Dia adalah kultivator yang kuat, berada di peringkat tiga tingkat Dewa Langit, tetapi dia tidak dapat mengalahkan Shen Bai karena kemampuan unik Klan Dewa. Tepat ketika Shen Bai hendak membunuh Zhao Daobin, Rusa Ilahi tiba-tiba turun tangan dan menyelamatkan mereka semua.
Zhao Daobin, meskipun sombong, merasa berterima kasih kepada Chu Feng dan menceritakan legenda Klan Dewa kepadanya.

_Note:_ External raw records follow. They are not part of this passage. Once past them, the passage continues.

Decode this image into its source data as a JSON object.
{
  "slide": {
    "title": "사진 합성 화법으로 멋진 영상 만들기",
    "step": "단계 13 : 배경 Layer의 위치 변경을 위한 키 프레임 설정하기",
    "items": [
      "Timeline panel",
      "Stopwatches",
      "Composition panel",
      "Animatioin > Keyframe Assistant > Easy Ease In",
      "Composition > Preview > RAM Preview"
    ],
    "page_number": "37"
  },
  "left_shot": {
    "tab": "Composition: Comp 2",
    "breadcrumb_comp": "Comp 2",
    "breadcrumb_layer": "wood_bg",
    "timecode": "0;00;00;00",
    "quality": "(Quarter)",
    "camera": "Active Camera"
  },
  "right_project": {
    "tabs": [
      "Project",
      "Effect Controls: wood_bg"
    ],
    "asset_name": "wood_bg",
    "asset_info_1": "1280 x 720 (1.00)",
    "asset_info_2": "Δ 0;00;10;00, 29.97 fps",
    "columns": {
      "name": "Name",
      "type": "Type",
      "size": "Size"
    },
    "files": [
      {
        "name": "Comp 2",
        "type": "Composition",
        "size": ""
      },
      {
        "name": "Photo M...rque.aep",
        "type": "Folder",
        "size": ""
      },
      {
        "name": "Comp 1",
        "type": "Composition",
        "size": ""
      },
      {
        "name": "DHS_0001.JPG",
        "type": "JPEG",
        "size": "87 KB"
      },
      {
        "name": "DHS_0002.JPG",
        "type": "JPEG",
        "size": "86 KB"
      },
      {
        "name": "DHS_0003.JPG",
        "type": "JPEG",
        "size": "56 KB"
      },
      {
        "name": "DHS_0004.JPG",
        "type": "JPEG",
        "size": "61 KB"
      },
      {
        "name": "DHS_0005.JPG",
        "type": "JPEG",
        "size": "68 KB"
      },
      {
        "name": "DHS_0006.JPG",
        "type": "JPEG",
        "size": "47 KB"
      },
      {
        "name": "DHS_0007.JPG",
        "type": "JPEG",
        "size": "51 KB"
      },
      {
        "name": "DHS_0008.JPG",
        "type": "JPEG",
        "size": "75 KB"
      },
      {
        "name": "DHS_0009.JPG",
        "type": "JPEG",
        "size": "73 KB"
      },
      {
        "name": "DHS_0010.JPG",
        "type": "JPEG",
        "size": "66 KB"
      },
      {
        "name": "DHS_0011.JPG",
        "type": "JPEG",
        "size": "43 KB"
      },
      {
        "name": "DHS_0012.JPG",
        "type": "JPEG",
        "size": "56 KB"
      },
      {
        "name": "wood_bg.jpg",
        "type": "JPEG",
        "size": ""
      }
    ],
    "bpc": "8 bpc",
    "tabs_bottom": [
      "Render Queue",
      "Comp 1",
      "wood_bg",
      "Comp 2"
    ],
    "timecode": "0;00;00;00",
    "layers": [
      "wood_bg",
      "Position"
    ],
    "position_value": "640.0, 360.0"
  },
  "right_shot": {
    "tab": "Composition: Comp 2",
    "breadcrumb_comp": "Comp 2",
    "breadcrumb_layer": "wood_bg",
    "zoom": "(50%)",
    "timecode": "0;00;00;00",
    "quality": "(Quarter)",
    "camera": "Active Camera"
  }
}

“Seberapa kuat mereka?” tanya Chu Feng.
“Ada seratus orang di sana. Aku tidak tahu seberapa kuat yang lain, tetapi orang yang ditantang Wang Qiang seharusnya yang terkuat. Kultivasi dasarnya adalah tingkat Dewa Sejati peringkat empat, tetapi dia dapat meningkatkan kemampuan bertarungnya hingga tingkat Dewa Sejati peringkat tujuh dengan kekuatan garis keturunannya.
” “Wang Qiang berada di tingkat Dewa Sejati peringkat tiga, tetapi dia juga dapat meningkatkan kemampuan bertarungnya hingga tingkat Dewa Sejati peringkat tujuh,” jawab Si Ikan Kecil.
Chu Feng menyadari bahwa anggota Klan Abadi Zhao adalah musuh yang tangguh. “Apakah Wang Qiang masih tidak mampu mengalahkan pihak lain meskipun telah meningkatkan kultivasinya hingga tingkat Dewa Sejati peringkat tujuh?”
“Kami tidak melihat bagaimana jalannya pertempuran, tetapi Wang Qiang kalah. Aku dan saudaraku ingin menantang orang itu untuk menyelamatkan Wang Qiang, tetapi orang itu memberi tahu kami melalui transmisi suara untuk membiarkannya saja.” “Dia bilang kita tidak bisa mengambil risiko membahayakan diri kita di sini, dan akan bodoh jika kita juga terjebak di sana,” kata Ikan Kecil.
“Apa yang terjadi pada mereka yang kalah?” tanya Chu Feng.
“Mereka yang kalah harus melakukan sesuatu untuk mereka. Kita tidak tahu persis apa itu, tetapi mereka berjanji bahwa perbuatan itu tidak akan mengancam nyawa kita. Kita diusir dari gunung karena kita tidak menantang orang itu,” kata Ikan Kecil.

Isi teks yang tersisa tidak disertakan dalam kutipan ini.